Cartabia è inesperta? Risponderebbe Letta che dietro le spalle avrà sempre SuperMario e accanto a lei una squadretta di politici di professione che riusciranno laddove i tanto decantati tecnici hanno deluso: un bel governo politico, di quelli che piacciono ai gruppi dirigenti dei partiti, è questa la caramella che il segretario offrirà alla sinistra dem, ai togliattiani alla Provenzano e alla Orlando sempre guardinghi e sospettosi dei non politici; e poi qualche sottosegretariato in più può far comodo, «mo ci ripigliamm’ tutto chill’…» eccetera eccetera.

Per questo nel governo entreranno i segretari? Ma no. Non si può imporre Letta a Dario Franceschini, tantomeno Giuseppe Conte a Luigi Di Maio, né Matteo Salvini a tutti quanti. Però i pretendenti non mancano: Nicola Zingaretti, Nicola Molteni, Maria Elena Boschi.

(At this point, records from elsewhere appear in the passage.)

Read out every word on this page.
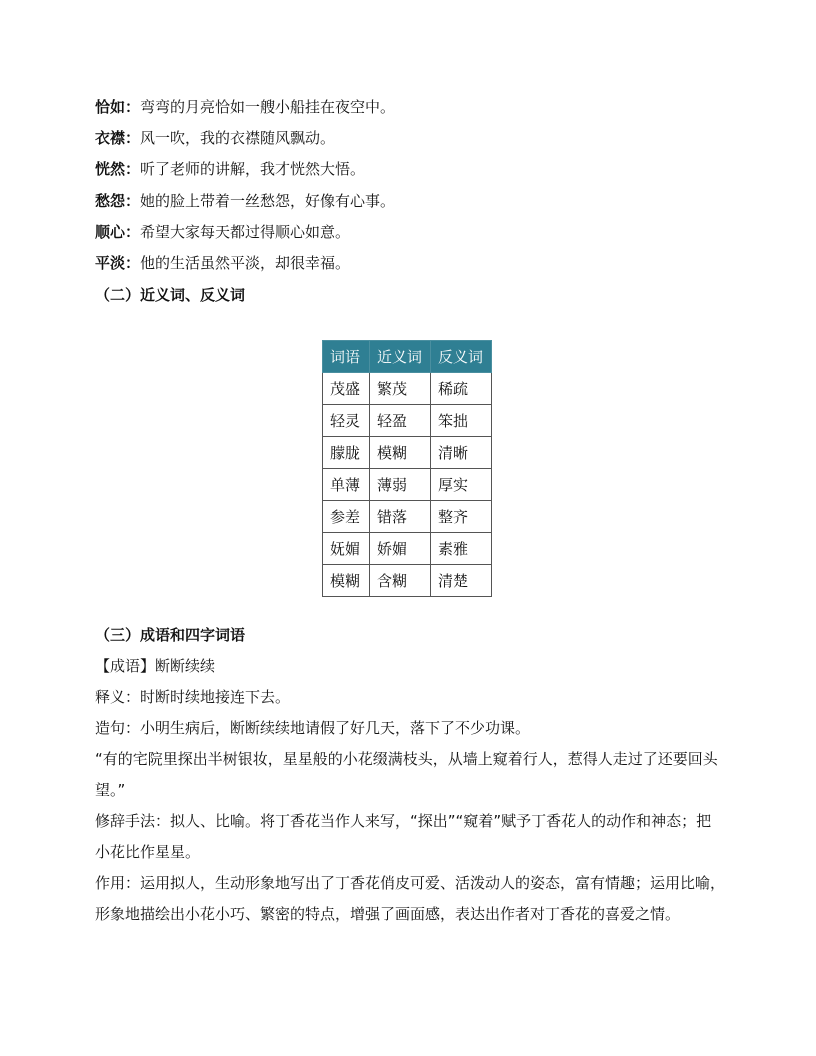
恰如：弯弯的月亮恰如一艘小船挂在夜空中。
衣襟：风一吹，我的衣襟随风飘动。
恍然：听了老师的讲解，我才恍然大悟。
愁怨：她的脸上带着一丝愁怨，好像有心事。
顺心：希望大家每天都过得顺心如意。
平淡：他的生活虽然平淡，却很幸福。
（二）近义词、反义词
词语	近义词	反义词
茂盛	繁茂	稀疏
轻灵	轻盈	笨拙
朦胧	模糊	清晰
单薄	薄弱	厚实
参差	错落	整齐
妩媚	娇媚	素雅
模糊	含糊	清楚
（三）成语和四字词语
【成语】断断续续
释义：时断时续地接连下去。
造句：小明生病后，断断续续地请假了好几天，落下了不少功课。
“有的宅院里探出半树银妆，星星般的小花缀满枝头，从墙上窥着行人，惹得人走过了还要回头望。”
修辞手法：拟人、比喻。将丁香花当作人来写，“探出”“窥着”赋予丁香花人的动作和神态；把小花比作星星。
作用：运用拟人，生动形象地写出了丁香花俏皮可爱、活泼动人的姿态，富有情趣；运用比喻，形象地描绘出小花小巧、繁密的特点，增强了画面感，表达出作者对丁香花的喜爱之情。
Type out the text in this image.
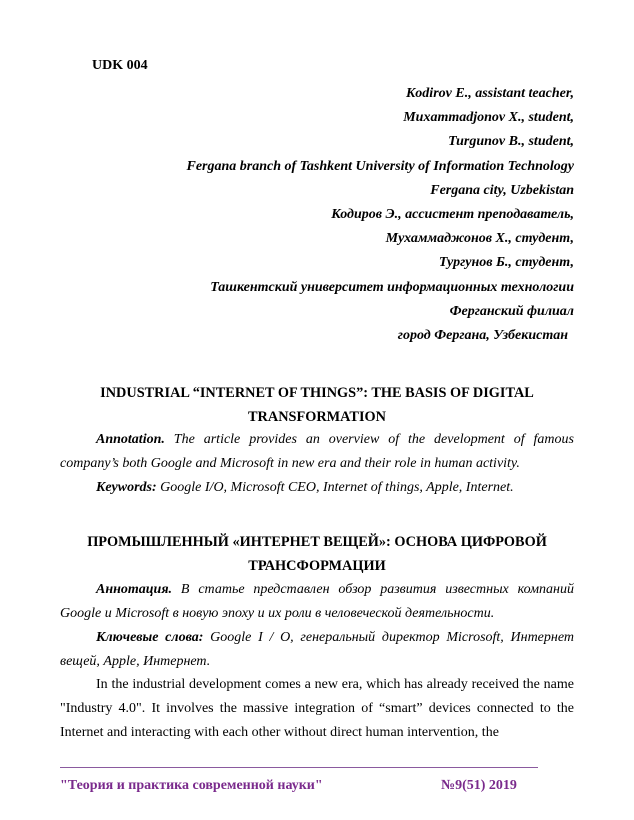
UDK 004
Kodirov E., assistant teacher,
Muxammadjonov X., student,
Turgunov B., student,
Fergana branch of Tashkent University of Information Technology
Fergana city, Uzbekistan
Кодиров Э., ассистент преподаватель,
Мухаммаджонов Х., студент,
Тургунов Б., студент,
Ташкентский университет информационных технологии
Ферганский филиал
город Фергана, Узбекистан
INDUSTRIAL “INTERNET OF THINGS”: THE BASIS OF DIGITAL TRANSFORMATION
Annotation. The article provides an overview of the development of famous company’s both Google and Microsoft in new era and their role in human activity.
Keywords: Google I/O, Microsoft CEO, Internet of things, Apple, Internet.
ПРОМЫШЛЕННЫЙ «ИНТЕРНЕТ ВЕЩЕЙ»: ОСНОВА ЦИФРОВОЙ ТРАНСФОРМАЦИИ
Аннотация. В статье представлен обзор развития известных компаний Google и Microsoft в новую эпоху и их роли в человеческой деятельности.
Ключевые слова: Google I / O, генеральный директор Microsoft, Интернет вещей, Apple, Интернет.
In the industrial development comes a new era, which has already received the name "Industry 4.0". It involves the massive integration of “smart” devices connected to the Internet and interacting with each other without direct human intervention, the
"Теория и практика современной науки"	№9(51) 2019
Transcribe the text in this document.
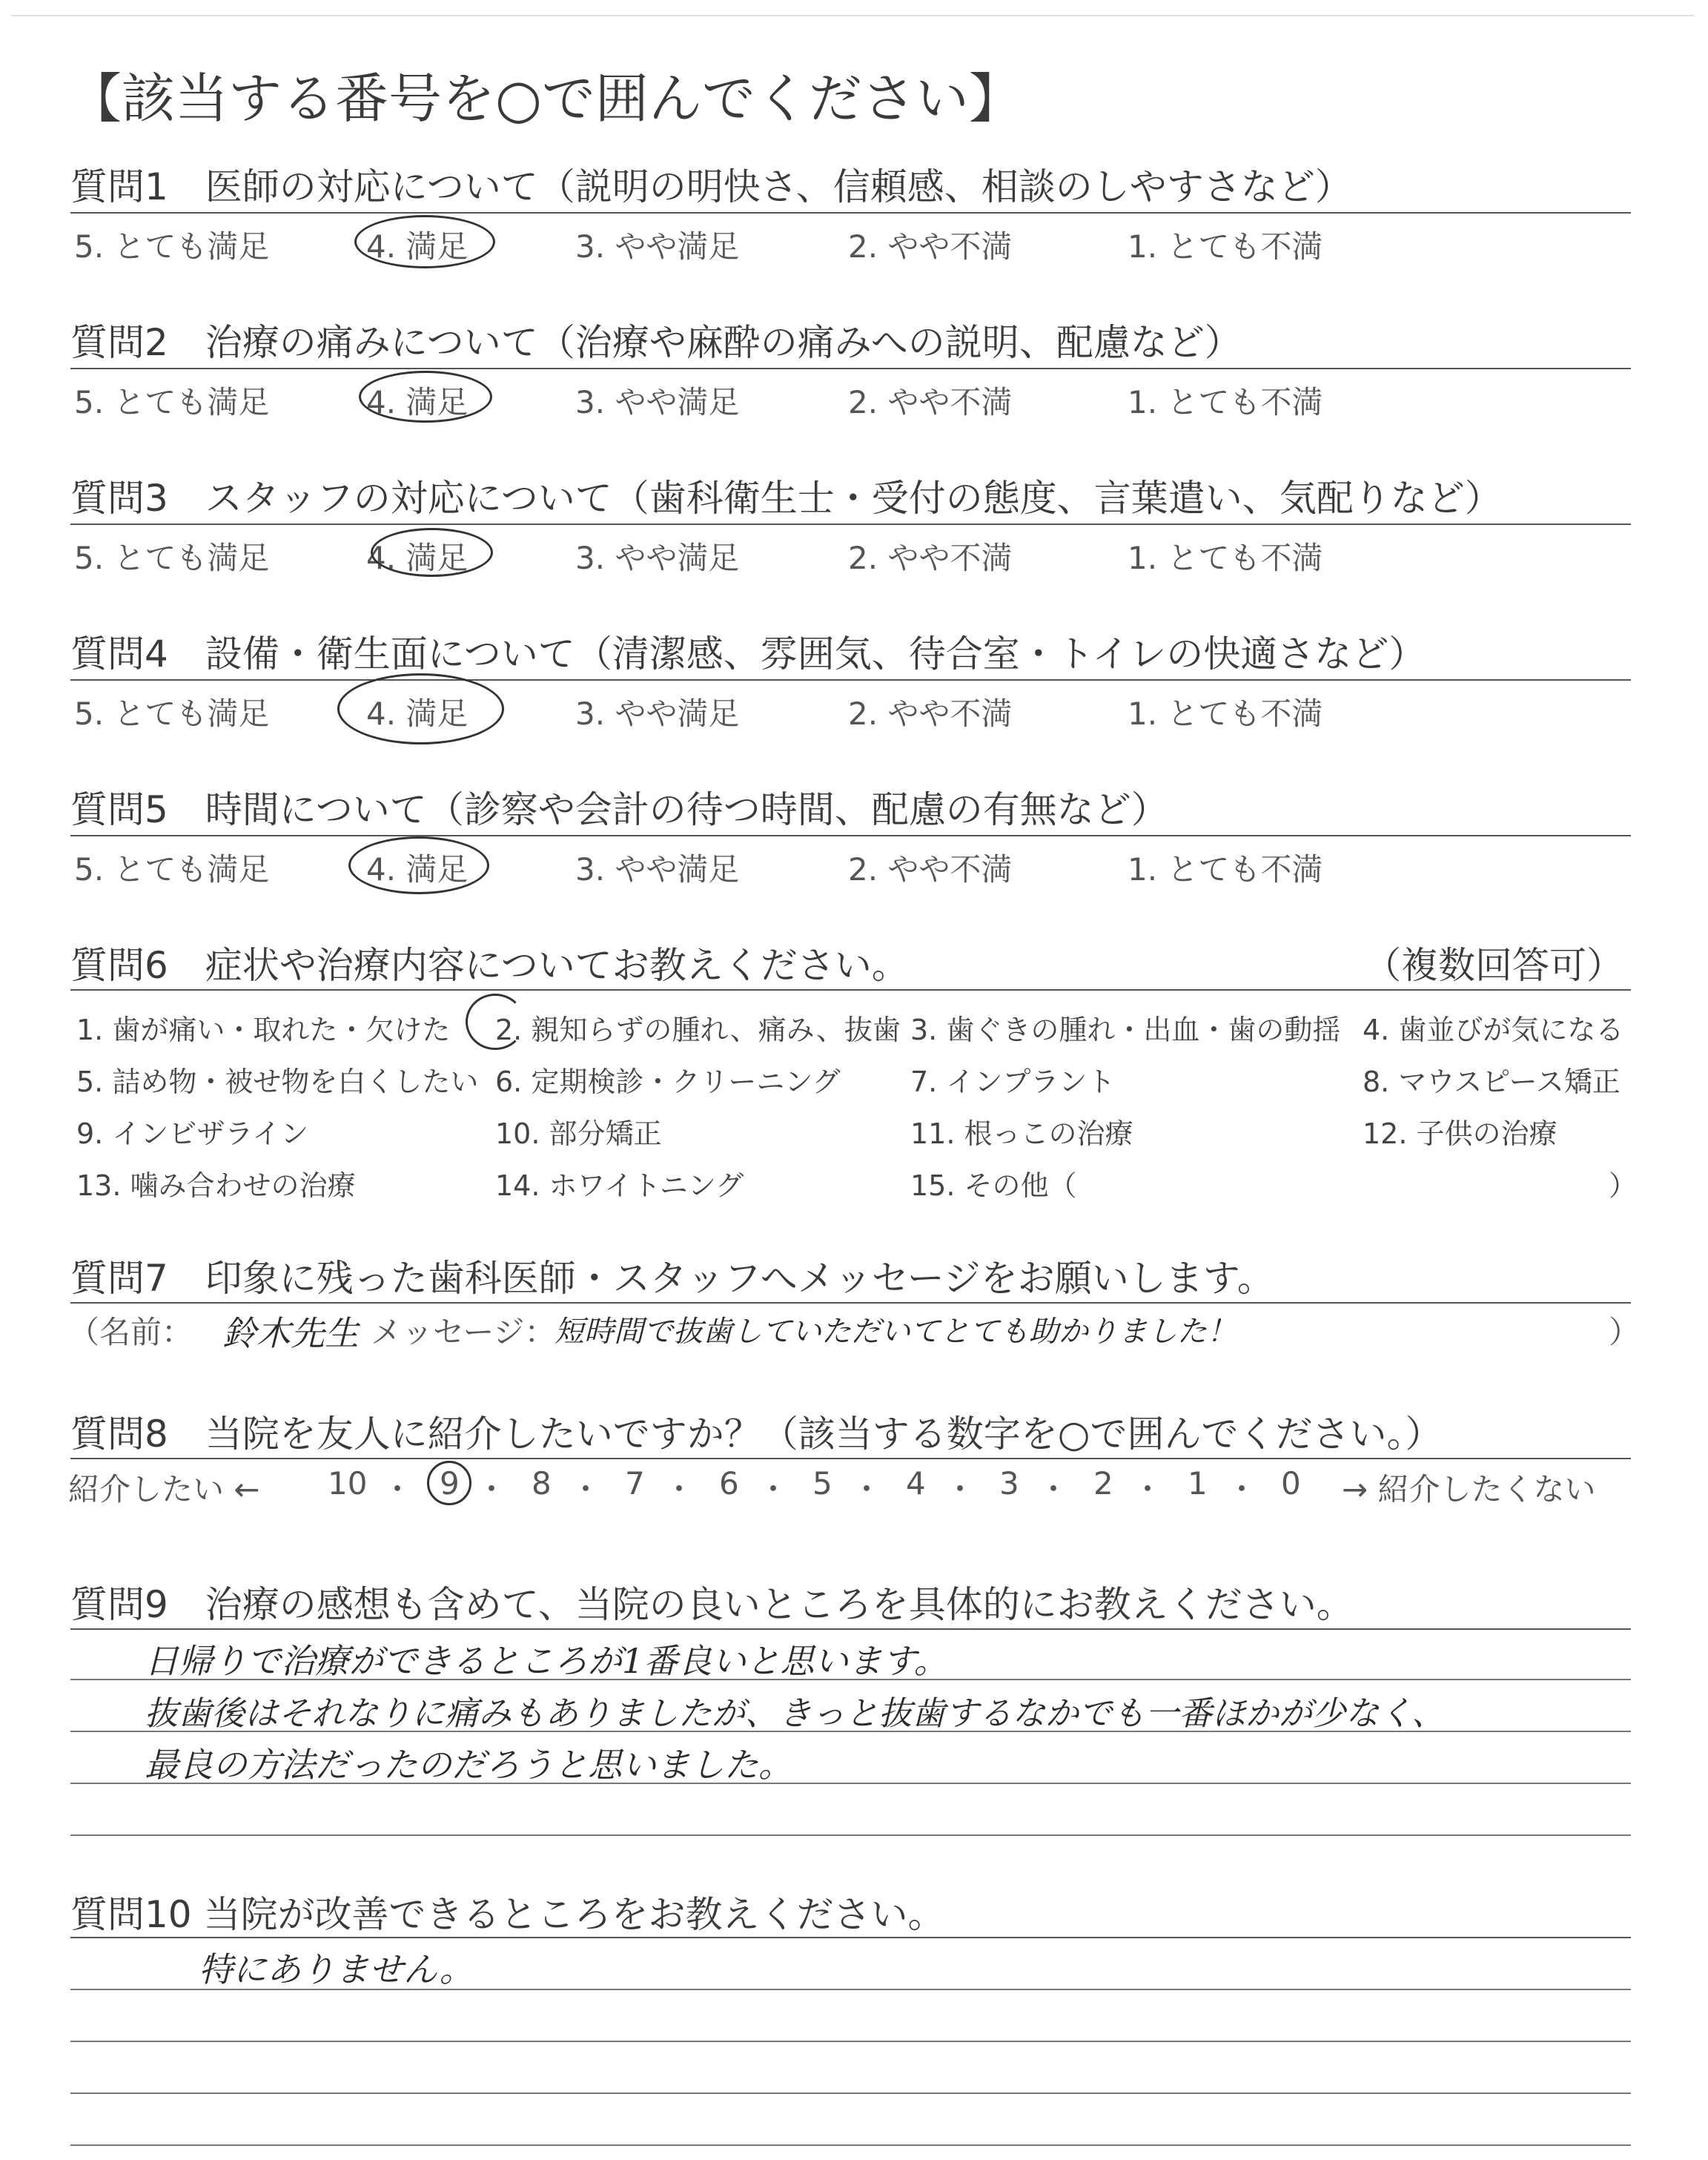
【該当する番号を○で囲んでください】
質問1　医師の対応について（説明の明快さ、信頼感、相談のしやすさなど）
5. とても満足	4. 満足	3. やや満足	2. やや不満	1. とても不満
質問2　治療の痛みについて（治療や麻酔の痛みへの説明、配慮など）
5. とても満足	4. 満足	3. やや満足	2. やや不満	1. とても不満
質問3　スタッフの対応について（歯科衛生士・受付の態度、言葉遣い、気配りなど）
5. とても満足	4. 満足	3. やや満足	2. やや不満	1. とても不満
質問4　設備・衛生面について（清潔感、雰囲気、待合室・トイレの快適さなど）
5. とても満足	4. 満足	3. やや満足	2. やや不満	1. とても不満
質問5　時間について（診察や会計の待つ時間、配慮の有無など）
5. とても満足	4. 満足	3. やや満足	2. やや不満	1. とても不満
質問6　症状や治療内容についてお教えください。	（複数回答可）
1. 歯が痛い・取れた・欠けた 2. 親知らずの腫れ、痛み、抜歯 3. 歯ぐきの腫れ・出血・歯の動揺 4. 歯並びが気になる
5. 詰め物・被せ物を白くしたい 6. 定期検診・クリーニング 7. インプラント	8. マウスピース矯正
9. インビザライン	10. 部分矯正	11. 根っこの治療	12. 子供の治療
13. 噛み合わせの治療	14. ホワイトニング	15. その他（	）
質問7　印象に残った歯科医師・スタッフへメッセージをお願いします。
（名前： 鈴木先生 メッセージ：
短時間で抜歯していただいてとても助かりました！	）
質問8　当院を友人に紹介したいですか？（該当する数字を○で囲んでください。）
紹介したい ← 10 ・ 9 ・ 8 ・ 7 ・ 6 ・ 5 ・ 4 ・ 3 ・ 2 ・ 1 ・ 0 → 紹介したくない
質問9　治療の感想も含めて、当院の良いところを具体的にお教えください。
日帰りで治療ができるところが1番良いと思います。
抜歯後はそれなりに痛みもありましたが、きっと抜歯するなかでも一番ほかが少なく、
最良の方法だったのだろうと思いました。
質問10 当院が改善できるところをお教えください。
特にありません。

Mario&Marta formeranno una coppia sulla quale gli spin doctor non avranno difficoltà a scrivere un racconto politicamente “romantico”, due primi della classe, colti, non provenienti e dunque non invischiati nella bolgia infernale dei partiti, una narrazione da Italia nuova, una sceneggiatura molto lettiana nel senso della ricerca di una politica tranquilla – aveva ragione François Mitterrand – capace di smorzare i conflitti e comporre gli screzi, sostenendo il Paese nella più grande campagna di reperimento e conseguente spesa di miliardi di euro che la storia ricordi.

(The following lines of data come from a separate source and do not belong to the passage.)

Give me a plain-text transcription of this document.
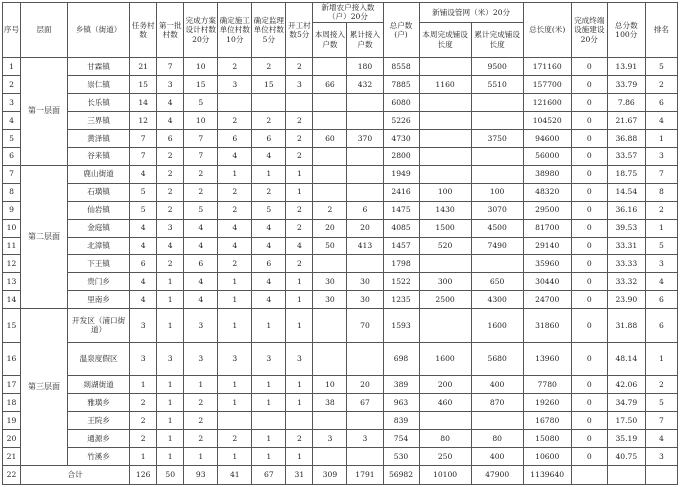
序号	层面	乡镇（街道）	任务村数	第一批村数	完成方案设计村数20分	确定施工单位村数10分	确定监理单位村数5分	开工村数5分	新增农户接入数（户）20分		总户数(户)	新铺设管网（米）20分		总长度(米)	完成终端设施建设20分	总分数100分	排名
									本周接入户数	累计接入户数		本周完成铺设长度	累计完成铺设长度				
1	第一层面	甘霖镇	21	7	10	2	2	2		180	8558		9500	171160	0	13.91	5
2		崇仁镇	15	3	15	3	15	3	66	432	7885	1160	5510	157700	0	33.79	2
3		长乐镇	14	4	5						6080			121600	0	7.86	6
4		三界镇	12	4	10	2	2	2			5226			104520	0	21.67	4
5		黄泽镇	7	6	7	6	6	2	60	370	4730		3750	94600	0	36.88	1
6		谷来镇	7	2	7	4	4	2			2800			56000	0	33.57	3
7	第二层面	鹿山街道	4	2	2	1	1	1			1949			38980	0	18.75	7
8		石璜镇	5	2	2	2	2	1			2416	100	100	48320	0	14.54	8
9		仙岩镇	5	2	5	2	5	2	2	6	1475	1430	3070	29500	0	36.16	2
10		金庭镇	4	3	4	4	4	2	20	20	4085	1500	4500	81700	0	39.53	1
11		北漳镇	4	4	4	4	4	4	50	413	1457	520	7490	29140	0	33.31	5
12		下王镇	6	2	6	2	6	2			1798			35960	0	33.33	3
13		贵门乡	4	1	4	1	4	1	30	30	1522	300	650	30440	0	33.32	4
14		里南乡	4	1	4	1	4	1	30	30	1235	2500	4300	24700	0	23.90	6
15	第三层面	开发区（浦口街道）	3	1	3	1	1	1		70	1593		1600	31860	0	31.88	6
16		温泉度假区	3	3	3	3	3	3			698	1600	5680	13960	0	48.14	1
17		剡湖街道	1	1	1	1	1	1	10	20	389	200	400	7780	0	42.06	2
18		雅璜乡	2	1	2	1	1	1	38	67	963	460	870	19260	0	34.79	5
19		王院乡	2	1	2						839			16780	0	17.50	7
20		通源乡	2	1	2	2	1	2	3	3	754	80	80	15080	0	35.19	4
21		竹溪乡	1	1	1	1	1	1			530	250	400	10600	0	40.75	3
22	合计		126	50	93	41	67	31	309	1791	56982	10100	47900	1139640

Se va così, Enrico Letta la saprà raccontare come una sua vittoria, e chi nel Partito democratico, partito pieno zeppo di habitué dello spacco del capello in quattro, potrà alzarsi e dirgli: «Segretario, hai fallito»? Che poi alla fin fine è questo l’assillo, se non principale, di sicuro permanente nella testa di un leader del Partito democratico: non finire sul banco degli imputati (vedi Bersani e Renzi) e nemmeno creare le condizioni per arrendersi (vedi Veltroni e Zingaretti).

Sì, Mario&Marta possono salvare Letta da un probabile processo nel caso il finale fosse diverso, che al Colle finisse un uomo o una donna di destra (adesso al Nazareno Forza Italia è sinonimo di destra tout court: quando il gioco si fa duro i semplificatori cominciano a giocare) e/o se cadesse il governo Draghi senza avere pronta una soluzione di ricambio.

Allora tutti quelli che lo applaudirebbero se la sitcom Mario&Marta andasse in porto lo metterebbero in croce per non aver saputo inventare una soluzione, per essersi isolato, per aver fatto affidamento su uno come Conte, per non aver avuto coraggio né fantasia né tempismo e quant’altro.

Ecco, a 48 ore dalla prima votazione Enrico Letta è a un passo da uno scampato pericolo che alle bancarelle dei talk show si può rivendere coma una bella vittoria. Ma è anche a due passi da una clamorosa disfatta, a una Caporetto politica lunga sette anni.